AP Physics 2- 9.4 The First Law of Thermodynamics- Exam Style questions - FRQs- New Syllabus

A.
The piston has three forces acting on it:

\( \bullet \) Upward force exerted by the gas, \( F_{\mathrm{gas}} \)
\( \bullet \) Downward weight of the piston, \( F_g = Mg \)
\( \bullet \) Downward force from the atmosphere, \( F_{\mathrm{atm}} = P_{\mathrm{atm}}A \)

A correct force diagram is shown below.

Because the piston is at rest, these forces balance.

B.
For a monatomic ideal gas,

\( U = \dfrac{3}{2}nRT \)

and from the ideal gas law,

\( PV = nRT \)

so

\( U = \dfrac{3}{2}PV \)

Now find the gas pressure using force balance on the piston:

Upward force from the gas: \( PA \)

Downward forces: \( P_{\mathrm{atm}}A + Mg \)

Since the piston is at rest,

\( PA – P_{\mathrm{atm}}A – Mg = 0 \)

\( P = P_{\mathrm{atm}} + \dfrac{Mg}{A} \)

Therefore,

\( U = \dfrac{3}{2}PV_0 \)

\( \boxed{U = \dfrac{3}{2}\left(P_{\mathrm{atm}} + \dfrac{Mg}{A}\right)V_0} \)

This works nicely because the gas is ideal and monatomic, so internal energy depends only on temperature, and \( PV \) gives the same result through the ideal gas law.

C.
Because the container is thermally conducting and the water bath remains at constant temperature, the process is approximately isothermal.

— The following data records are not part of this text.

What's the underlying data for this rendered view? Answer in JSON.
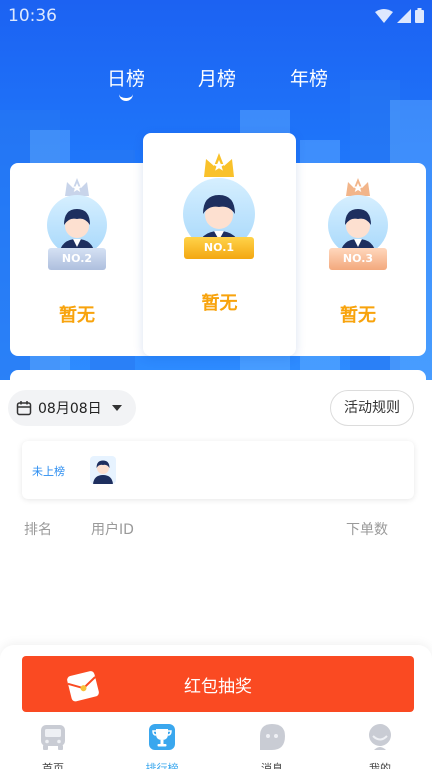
{
  "status_bar": {
    "time": "10:36"
  },
  "tabs": [
    {
      "label": "日榜",
      "active": true
    },
    {
      "label": "月榜",
      "active": false
    },
    {
      "label": "年榜",
      "active": false
    }
  ],
  "podium": {
    "first": {
      "badge": "NO.1",
      "name": "暂无"
    },
    "second": {
      "badge": "NO.2",
      "name": "暂无"
    },
    "third": {
      "badge": "NO.3",
      "name": "暂无"
    }
  },
  "filter": {
    "date": "08月08日",
    "rules_label": "活动规则"
  },
  "my_rank": {
    "status": "未上榜"
  },
  "table": {
    "columns": [
      "排名",
      "用户ID",
      "下单数"
    ]
  },
  "lottery": {
    "label": "红包抽奖"
  },
  "bottom_nav": [
    {
      "label": "首页",
      "icon": "bus-icon",
      "active": false
    },
    {
      "label": "排行榜",
      "icon": "trophy-icon",
      "active": true
    },
    {
      "label": "消息",
      "icon": "message-icon",
      "active": false
    },
    {
      "label": "我的",
      "icon": "profile-icon",
      "active": false
    }
  ],
  "colors": {
    "hero_blue": "#1f78fb",
    "gold": "#f8a30c",
    "lottery_red": "#fa4a22",
    "active_nav": "#3aa7ee"
  }
}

When the extra block is slowly added, the external pressure on the gas increases, so the gas is compressed. For an isothermal compression, \( PV = \text{constant} \), so the \( P\text{-}V \) curve is a hyperbola.

The process moves from a point at lower pressure and larger volume to a point at higher pressure and smaller volume, so the arrow points up and to the left along a concave-up curve.

D.
\( \boxed{T_{\mathrm{new}} > T_0} \)

With the extra block still on the piston, the gas must support a larger downward force than it did initially. Therefore, at equilibrium the gas pressure is larger than before.

In part \( \mathrm{B} \), the initial pressure was \( P_{\mathrm{atm}} + \dfrac{Mg}{A} \). With an added block of the same mass \( M \), the final equilibrium pressure at volume \( V_0 \) is

\( P_{\mathrm{final}} = P_{\mathrm{atm}} + \dfrac{2Mg}{A} \)

Since the gas ends at the same volume \( V_0 \) but at a larger pressure, the ideal gas law implies a larger temperature:

\( PV = nRT \)

With \( n \) constant and \( V \) unchanged, larger \( P \) means larger \( T \). Therefore, \( T_{\mathrm{new}} > T_0 \).

This is also consistent with the \( P\text{-}V \) picture in part \( \mathrm{C} \): to return to the original volume while supporting the added block, the gas must end at a higher pressure than it had initially.